Skandalem kończą się prace komisji śledczej, która miała wyjaśnić, czy w czasach rządów PiS doszło do nacisków na prokuraturę i służby specjalne.

- Poseł Andrzej Czuma nas zniesławił. Skierujemy przeciwko niemu prywatny akt oskarżenia - ujawnia "Dziennikowi Gazecie Prawnej" Andrzej Jóźwiak, jeden z ekspertów prawnych sejmowej komisji śledczej, której szefem jest poseł Czuma.

O co chodzi? Na początku tygodnia posłowie z komisji śledczej głosowali nad odwołaniem Czumy z komisji. Poseł PO wrócił do niej po tym, jak został zdymisjonowany ze stanowiska ministra sprawiedliwości. Ale poseł z tej komisji Krzysztof Matyjaszczyk z SLD zauważył w ustawie o komisjach śledczych przepis, który nie pozwala Czumie zasiadać w tej komisji.

Czuma jako minister był jednocześnie Prokuratorem Generalnym - szefem wszystkich prokuratorów. Nadzorował więc ich pracę i prowadzone przez nich śledzwa. A komisja śledcza w sprawie nacisków zajmuje się właśnie wciąż toczącymi się śledztwami, które dotyczą tego, czy w czasach PiS były naciski na prokuraturę i służby. Gdy Czuma był ministrem sprawiedliwości, to w tych śledztwach zapadały najważniejsze decyzje. M.in. o przedstawieniu zarzutów Mariuszowi Kamińskiemu, byłemu już szefowi CBA. Powodem tych zarzutów zajmuje się też komisja śledcza.

Przepis, który zauważył poseł Matyjaszczyk nie pozwala zasiadać w komisji śledczej posłom, którzy z racji wcześniej zajmowanych stanowisk mieli udział m.in. w prokuratorskich śledztwach, które są przedmiotem obrad komisji. Ponad tydzień temu złożył wniosek o odwołanie Czumy. Ale ten przerwał obrady pod pozorem zasięgnięcia pisemnych opinii prawników, czy rzeczywiście nie może pracować w komisji. Czas mijał, a Czuma nawet nie wystąpił o te opinie. W końcu musiał zwołać posiedzenie komisji śledczej. Matyjaszczyk ponowił swój wniosek.

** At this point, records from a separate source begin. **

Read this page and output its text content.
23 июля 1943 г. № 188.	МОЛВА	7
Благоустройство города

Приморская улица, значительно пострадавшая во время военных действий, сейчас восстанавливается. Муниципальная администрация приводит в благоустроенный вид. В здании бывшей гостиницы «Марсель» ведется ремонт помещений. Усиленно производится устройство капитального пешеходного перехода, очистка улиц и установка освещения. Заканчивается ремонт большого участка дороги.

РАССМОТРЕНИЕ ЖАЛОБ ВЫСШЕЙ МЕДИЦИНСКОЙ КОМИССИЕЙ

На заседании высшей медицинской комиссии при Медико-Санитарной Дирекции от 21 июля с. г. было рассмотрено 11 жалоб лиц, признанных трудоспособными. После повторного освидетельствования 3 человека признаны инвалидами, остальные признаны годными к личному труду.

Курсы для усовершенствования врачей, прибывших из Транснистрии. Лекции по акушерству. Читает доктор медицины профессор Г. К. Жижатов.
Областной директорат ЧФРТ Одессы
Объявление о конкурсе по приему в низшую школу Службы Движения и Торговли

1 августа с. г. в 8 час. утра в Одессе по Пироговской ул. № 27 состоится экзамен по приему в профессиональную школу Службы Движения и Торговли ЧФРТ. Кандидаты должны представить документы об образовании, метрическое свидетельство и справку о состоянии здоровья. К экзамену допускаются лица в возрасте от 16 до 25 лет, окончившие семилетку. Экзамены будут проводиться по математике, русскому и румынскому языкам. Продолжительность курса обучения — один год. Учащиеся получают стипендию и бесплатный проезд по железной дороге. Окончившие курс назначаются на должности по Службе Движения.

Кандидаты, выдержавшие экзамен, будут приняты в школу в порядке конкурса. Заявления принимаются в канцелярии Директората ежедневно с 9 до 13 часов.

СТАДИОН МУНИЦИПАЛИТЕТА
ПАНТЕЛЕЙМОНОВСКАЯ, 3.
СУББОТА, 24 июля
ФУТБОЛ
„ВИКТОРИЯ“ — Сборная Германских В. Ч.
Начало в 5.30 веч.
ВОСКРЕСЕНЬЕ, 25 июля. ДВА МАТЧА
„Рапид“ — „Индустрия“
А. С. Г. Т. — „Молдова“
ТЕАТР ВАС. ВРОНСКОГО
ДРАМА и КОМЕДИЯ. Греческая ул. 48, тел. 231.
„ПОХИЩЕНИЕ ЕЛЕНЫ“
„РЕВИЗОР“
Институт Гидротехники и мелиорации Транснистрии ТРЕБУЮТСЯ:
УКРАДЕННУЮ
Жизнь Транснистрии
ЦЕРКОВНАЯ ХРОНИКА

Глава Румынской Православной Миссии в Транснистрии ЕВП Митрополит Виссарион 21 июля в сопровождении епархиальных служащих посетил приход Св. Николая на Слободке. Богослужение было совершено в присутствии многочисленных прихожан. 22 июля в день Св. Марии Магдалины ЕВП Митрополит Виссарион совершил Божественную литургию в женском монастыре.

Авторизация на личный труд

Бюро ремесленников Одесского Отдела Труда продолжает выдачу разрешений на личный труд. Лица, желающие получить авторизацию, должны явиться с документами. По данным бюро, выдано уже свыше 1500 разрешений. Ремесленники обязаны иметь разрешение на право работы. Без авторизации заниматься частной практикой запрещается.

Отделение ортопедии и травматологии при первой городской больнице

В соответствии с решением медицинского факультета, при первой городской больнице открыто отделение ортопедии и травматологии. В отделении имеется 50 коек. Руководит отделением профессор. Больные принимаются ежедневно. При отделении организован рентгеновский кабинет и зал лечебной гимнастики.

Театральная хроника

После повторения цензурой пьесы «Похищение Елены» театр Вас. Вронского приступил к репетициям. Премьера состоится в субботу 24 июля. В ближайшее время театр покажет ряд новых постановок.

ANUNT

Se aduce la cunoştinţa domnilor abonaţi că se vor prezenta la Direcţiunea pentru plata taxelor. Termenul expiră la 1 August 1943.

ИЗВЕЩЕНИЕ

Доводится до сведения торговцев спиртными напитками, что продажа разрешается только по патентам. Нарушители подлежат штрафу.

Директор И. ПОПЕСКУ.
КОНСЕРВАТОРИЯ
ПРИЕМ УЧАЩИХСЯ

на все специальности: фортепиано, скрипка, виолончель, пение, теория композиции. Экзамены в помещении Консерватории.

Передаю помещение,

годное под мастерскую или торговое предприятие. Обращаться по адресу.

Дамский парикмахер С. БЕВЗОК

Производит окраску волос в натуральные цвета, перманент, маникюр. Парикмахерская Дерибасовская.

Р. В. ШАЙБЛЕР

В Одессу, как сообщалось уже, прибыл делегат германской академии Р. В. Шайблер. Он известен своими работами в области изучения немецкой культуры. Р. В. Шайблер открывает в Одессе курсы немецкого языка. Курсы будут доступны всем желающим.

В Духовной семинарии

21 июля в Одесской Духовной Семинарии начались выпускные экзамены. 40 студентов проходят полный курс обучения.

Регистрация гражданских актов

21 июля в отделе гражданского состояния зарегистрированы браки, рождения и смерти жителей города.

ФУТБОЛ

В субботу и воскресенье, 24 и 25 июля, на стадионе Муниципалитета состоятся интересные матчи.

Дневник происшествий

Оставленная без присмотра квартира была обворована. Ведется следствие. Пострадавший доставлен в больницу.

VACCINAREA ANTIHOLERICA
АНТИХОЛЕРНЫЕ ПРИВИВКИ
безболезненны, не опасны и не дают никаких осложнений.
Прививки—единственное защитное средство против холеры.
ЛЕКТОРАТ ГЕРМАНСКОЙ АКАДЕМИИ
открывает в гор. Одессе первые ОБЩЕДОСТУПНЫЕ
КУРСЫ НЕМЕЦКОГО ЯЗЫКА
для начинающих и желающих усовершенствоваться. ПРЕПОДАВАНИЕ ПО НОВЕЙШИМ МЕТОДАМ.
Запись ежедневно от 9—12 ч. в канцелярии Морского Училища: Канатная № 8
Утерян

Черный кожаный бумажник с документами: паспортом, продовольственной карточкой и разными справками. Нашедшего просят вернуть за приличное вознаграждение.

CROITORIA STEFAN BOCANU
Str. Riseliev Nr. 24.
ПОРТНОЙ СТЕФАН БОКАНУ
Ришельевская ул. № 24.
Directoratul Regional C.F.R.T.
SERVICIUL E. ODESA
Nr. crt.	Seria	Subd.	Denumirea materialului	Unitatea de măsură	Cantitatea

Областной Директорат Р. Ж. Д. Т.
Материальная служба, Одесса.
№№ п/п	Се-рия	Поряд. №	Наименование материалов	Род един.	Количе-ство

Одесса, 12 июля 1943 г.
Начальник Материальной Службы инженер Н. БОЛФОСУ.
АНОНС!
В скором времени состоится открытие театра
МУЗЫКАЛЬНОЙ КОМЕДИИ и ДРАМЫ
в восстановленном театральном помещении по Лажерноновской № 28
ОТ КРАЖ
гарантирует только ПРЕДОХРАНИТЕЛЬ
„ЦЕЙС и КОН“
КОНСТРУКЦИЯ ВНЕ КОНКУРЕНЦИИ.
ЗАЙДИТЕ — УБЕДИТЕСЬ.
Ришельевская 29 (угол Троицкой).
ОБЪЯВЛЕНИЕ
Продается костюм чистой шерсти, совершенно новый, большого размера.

Gdy okazało się, że Czuma nie ma obiecywanych opinii prawników, to Matyjaszczyk i posłowie z PiS zażądali opinii ekspertów prawnych, którzy na codzień towarzyszą pracom komisji. Stwierdzili oni, że Czuma nie może być członkiem komisji, bo jako minister był stroną w śledztwach, którymi zajmuje się komisja. - Był on przełożonym wszystkich prokuratorów. Trudno mi sobie wyobrazić, żeby z formalnego punktu widzenia nie był stroną. Moim zdaniem tą stroną jest - powiedział Andrzej Jóźwiak, były prokurator z Poznania, a obecnie wykładowca akademicki i stały ekspert komisji Czumy. Odbyło się głosowanie. Mimo zgodnej oponii ekspertów koledzy Czumy z PO oraz poseł PSL przegłosowali wniosek Matyjaszczyka. Czuma uratował swój stołek.

- Po obradach komisji poseł Czuma udzielił wypowiedzi Polskiej Agencji Prasowej. Uznał, że opinia ekspertów jest wynikiem rzekomego uwikłania politycznego. Zarzucił nam nieprawdziwą tezę, że działamy na zlecenie polityków i dlatego wydaliśmy taką opinię w tracie obrad komisji - mówi "Dziennikowi Gazecie Prawnej" Jóźwiak. Jak się dowiedzieliśmy pod prywatnym aktem oskarżenia podpisze się też inny prawnik, ekspert komisji - Waldemar Gontarski. Uchodził on za stronnika posłów PO.

Jóźwiak dodaje,że on i inni eksperci złożą prywatny akt oskarżenia przeciw Czumie. Nie wykluczają także pozwu cywilnego. W razie procesu karnego Czuma albo będzie musiał sam złożyć immunitet poselski, albo zmusi go do tego Sejm. Wtedy nie będzie już prawnej możliwości by dalej przewodniczył komisji śledczej.